Non farti ingannare dal record imbattuto di Miami Ohio: è costruito su avversari facili

Il Torneo NCAA e Miami (Ohio)

Lasciami riportarti indietro di circa un quarto di secolo, quando Wally Szczerbiak era l’uomo più temuto nel Torneo NCAA. Nel 1999, Miami (Ohio) è diventata uno dei primi underdog di quello che è annualmente considerato il fine settimana più importante nello sport. Anche allora c’era controversia riguardo al campione della stagione regolare della MAC, Miami, che ricevette un invito come at-large al Torneo NCAA dopo aver perso nella finale del torneo MAC. Una discussione simile si sta sviluppando con la squadra di Miami di quest’anno, ma con una differenza: questa squadra è 31-0.

Il Percorso di Miami e le Sfide Attuali

I RedHawks di un tempo si aggrapparono a Szczerbiak e batterono il seed numero 7, Washington, e il seed numero 2, Utah, nel primo fine settimana del Torneo NCAA, prima di perdere una settimana dopo nei Sweet 16. Ma ecco la chiave, e il collegamento al 2026: quella squadra di Miami ha battuto il Tennessee, classificato al numero 7 (e successivamente seed numero 4), nella stagione regolare. Ha anche vinto a Notre Dame. Questa squadra di Miami, invece, non ha battuto nessuno di significativo, lasciando al comitato di selezione del torneo una domanda difficile a cui rispondere nel caso in cui Miami perda nel torneo MAC: è Miami una delle 68 migliori squadre di basket universitario?

Statistiche e Considerazioni

Mentre osservi il record impeccabile di Miami e l’aria rara che produce, permettimi di offrirti alcuni numeri in più da considerare. Il ranking del programma non conferenziale di Miami, secondo il servizio di rating KenPom, è 361. E non voglio rompere nessuna bolla qui, ma ci sono 365 squadre di Division I. Miami ha giocato 15 partite Quad 4, il livello più basso della formula delle partite quad. I RedHawks non hanno disputato nemmeno una partita Quad 1. Miami ha affrontato — giuro che non lo sto inventando — tre squadre chiamate Trinity Christian, Indiana East e Milligan. Non da confondere con, sai, mulligan. Tutte e tre sono scuole NAIA, e poiché nessuno voleva giocare contro Miami e la sua squadra piena di studenti del penultimo anno — questa è la scusa, per quel che vale — i RedHawks hanno deciso di cercare avversari nella Appalachian Athletic Conference. Diciamolo chiaramente: le prime 25 squadre di high school batterebbero l’Appalachian Athletic Conference.

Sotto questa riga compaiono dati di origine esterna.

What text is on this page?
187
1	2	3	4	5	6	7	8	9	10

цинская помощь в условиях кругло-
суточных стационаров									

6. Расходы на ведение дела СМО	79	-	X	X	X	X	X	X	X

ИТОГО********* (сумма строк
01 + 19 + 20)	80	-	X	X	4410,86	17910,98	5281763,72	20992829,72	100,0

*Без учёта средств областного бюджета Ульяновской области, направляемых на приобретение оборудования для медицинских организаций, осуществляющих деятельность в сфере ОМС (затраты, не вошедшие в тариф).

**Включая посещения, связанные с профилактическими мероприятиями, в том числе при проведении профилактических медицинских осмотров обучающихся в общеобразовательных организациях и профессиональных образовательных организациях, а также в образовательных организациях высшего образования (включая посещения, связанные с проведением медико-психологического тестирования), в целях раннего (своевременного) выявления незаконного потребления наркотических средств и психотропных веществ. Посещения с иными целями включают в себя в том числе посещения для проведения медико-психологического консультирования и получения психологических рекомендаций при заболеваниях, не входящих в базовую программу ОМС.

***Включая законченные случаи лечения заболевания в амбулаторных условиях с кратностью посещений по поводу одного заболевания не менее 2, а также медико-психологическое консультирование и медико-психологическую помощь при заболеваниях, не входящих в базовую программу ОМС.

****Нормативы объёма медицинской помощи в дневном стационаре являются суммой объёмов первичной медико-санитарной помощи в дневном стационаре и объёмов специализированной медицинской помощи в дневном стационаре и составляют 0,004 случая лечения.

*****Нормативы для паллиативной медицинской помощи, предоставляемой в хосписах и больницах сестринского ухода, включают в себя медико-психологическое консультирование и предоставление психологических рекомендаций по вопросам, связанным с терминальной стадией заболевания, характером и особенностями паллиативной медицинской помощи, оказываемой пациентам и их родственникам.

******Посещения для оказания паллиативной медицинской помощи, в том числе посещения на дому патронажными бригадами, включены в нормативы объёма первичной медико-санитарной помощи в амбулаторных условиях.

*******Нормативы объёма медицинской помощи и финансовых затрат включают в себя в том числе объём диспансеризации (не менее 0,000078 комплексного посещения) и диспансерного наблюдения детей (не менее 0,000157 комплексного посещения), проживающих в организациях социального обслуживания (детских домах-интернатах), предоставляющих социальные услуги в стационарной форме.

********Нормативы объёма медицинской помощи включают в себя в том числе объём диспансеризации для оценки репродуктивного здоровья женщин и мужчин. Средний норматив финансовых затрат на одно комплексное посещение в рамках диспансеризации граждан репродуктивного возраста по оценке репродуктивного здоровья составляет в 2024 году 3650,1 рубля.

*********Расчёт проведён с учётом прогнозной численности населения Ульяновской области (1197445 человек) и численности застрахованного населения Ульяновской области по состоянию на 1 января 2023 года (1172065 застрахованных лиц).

Il Futuro di Miami e le Prospettive

Miami, che gioca contro UMass giovedì mattina nei quarti di finale del MAC, ha vinto sette partite di conferenza a possesso singolo. Secondo il rating NET, il MAC è la 17ª conferenza di Division I. Una volta superate le prime sette conferenze, si arriva alle leghe con un solo invito. Attualmente, il MAC guarda verso l’alto rispetto al Big Sky, Big West e Coastal Athletic, per citarne alcune. Quindi, questo si riduce a perfezione contro il percorso verso la perfezione. Quante delle 365 squadre di Division I potrebbero ottenere 31 vittorie consecutive se giocassero il programma di Miami? Più di quanto pensi.

Conclusione

Non lasciarti coinvolgere nell’argomento che una stagione imbattuta debba significare qualcosa. Non lo fa, soprattutto se è stata costruita affrontando i peggiori del basket universitario. Il ranking complessivo del programma di Miami secondo KenPom è 231. Duecentotrentuno. Questo non è necessariamente un argomento a favore di Auburn, Indiana, Stanford, Cincinnati o qualsiasi altra squadra di conferenza Power che viene trascurata. È più riguardo ai New Mexico, San Diego State e Santa Clara del mondo, che oscillano sul bordo della bolla. Potrebbero essere fuori se non vincono i loro tornei di conferenza, e Miami è dentro perché ha seguito un programma ridicolmente facile progettato per il successo. Ma poiché i RedHawks sono riusciti a mantenere il nucleo di una squadra solida nel campus, una squadra piena di esperienza di gioco, dovremmo genufletterci e non mettere mai in discussione una squadra con un record imbattuto. Perché, chiedi? Beh, sai quanto è difficile rimanere imbattuti? Non è così difficile quando giochi contro il programma classificato al 231° posto.

Matt Hayes è il senior national college football writer per USA TODAY Sports Network. Seguilo su X. Questo articolo è apparso originariamente su USA TODAY: Solo perché Miami Ohio è imbattuta non significa che sia un sicuro ingresso nel NCAA.